A proposito di "Come preparare le melanzane ripiene", possiamo dire che i titoli pubblicati o non pubblicati sono anche un riflesso della concezione della libertà di stampa dei governi nella nostra storia politica. Si osservi il libro "Quei titoli - La storia dei titoli dalla penna di chi li ha scritti", preparato da Tufan Türenç, membro dell'alto consiglio del Basın Konseyi - ricordiamo il maestro giornalista Türenç nel giorno dell'anniversario della sua scomparsa - insieme a Sefa Kaplan: hanno lasciato una nota nella storia, raccontando le storie di alcuni titoli apparsi tra il 1948 e il 2006 sulla nave ammiraglia dell'epoca, il quotidiano Hürriyet, attraverso la penna dei giornalisti che li hanno scritti.
Mentre scrivevo questo articolo, ho sentito il bisogno di dare un'occhiata al libro: la storia di Cüneyt Arcayürek che nel 1965 riuscì a ottenere la lettera del presidente americano Johnson e il titolo "La lettera di Johnson ha agitato il Parlamento"; nel 1992, il titolo "Incredibile accusa di scandalo" di Saygı Öztürk, che ottenne informazioni sulla vendita dei test d'ingresso ai licei anatolici e il fascicolo dei quesiti stampato; nel 1993, il titolo "Incredibile dossier" di Yıldırım Çavlı, che riportò le accuse di corruzione riguardanti l'İSKİ; nel 1994, il titolo "Il denaro perduto della Bosnia è emerso nella banca fallita" di Vahap Munyar, che riportò le notizie sul denaro raccolto da Süleyman Mercümek; nel 1994, il titolo "Il fantastico terreno della signora Gönül" di Erdal İzgi, che riportò la notizia del terreno senza licenza edilizia acquistato a Kuşadası da Suna Gönül Pelister, consulente speciale dell'allora primo ministro Tansu Çiller, e altri ancora... Certamente, in ogni epoca i giornalisti hanno lottato contro le pressioni politiche e sono stati soggetti a censura in vari momenti, ma il libro "Quei titoli", che archivia questi titoli, dimostra che, indipendentemente dall'orientamento politico del governo, i giornalisti sono sempre riusciti a portare in prima pagina notizie critiche verso il potere.

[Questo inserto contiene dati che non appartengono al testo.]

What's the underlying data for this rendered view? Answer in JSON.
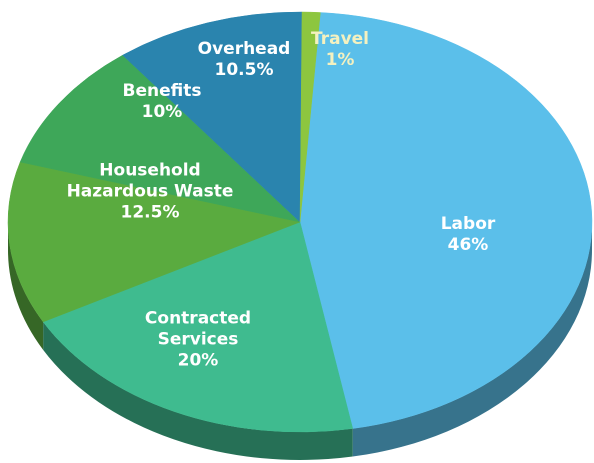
{
  "chart_data": {
    "type": "pie",
    "categories": [
      "Labor",
      "Contracted Services",
      "Household Hazardous Waste",
      "Benefits",
      "Overhead",
      "Travel"
    ],
    "values": [
      46,
      20,
      12.5,
      10,
      10.5,
      1
    ],
    "value_labels": [
      "46%",
      "20%",
      "12.5%",
      "10%",
      "10.5%",
      "1%"
    ],
    "colors": [
      "#5bbfea",
      "#3fbb8f",
      "#5aab3f",
      "#3ea759",
      "#2a84ae",
      "#8dc63f"
    ]
  }
}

I tempi che stiamo vivendo, invece, fanno molto riflettere... Per questo possiamo dire che le pressioni sulla stampa in questo periodo sono "senza precedenti".

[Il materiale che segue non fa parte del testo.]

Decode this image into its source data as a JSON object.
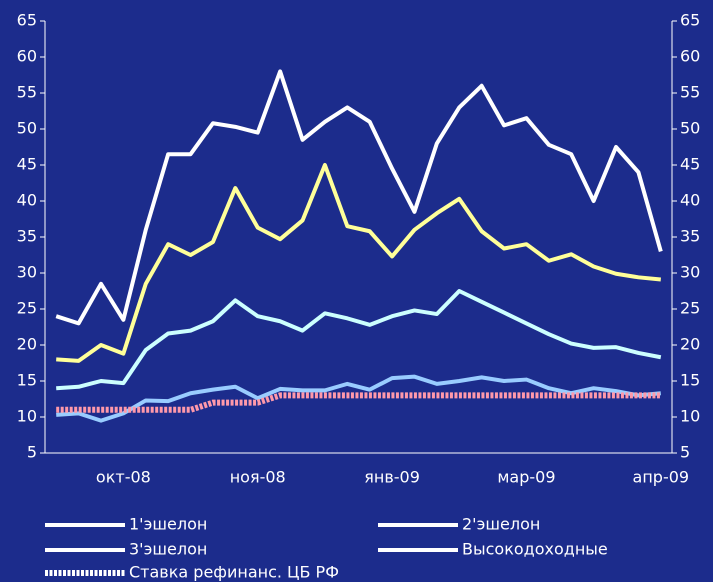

Non sembra esserci altra soluzione se non quella di scrivere, disegnare, pensare, produrre e, soprattutto, essere solidali... Oggi, nell'anniversario del 23 aprile 1920, l'apertura della prima Assemblea, in cui celebreremo la nostra Festa della Sovranità Nazionale e dell'Infanzia, auguro ai nostri figli e ai nostri giovani domani indipendenti e liberi. Nonostante tutto, manteniamo viva la speranza.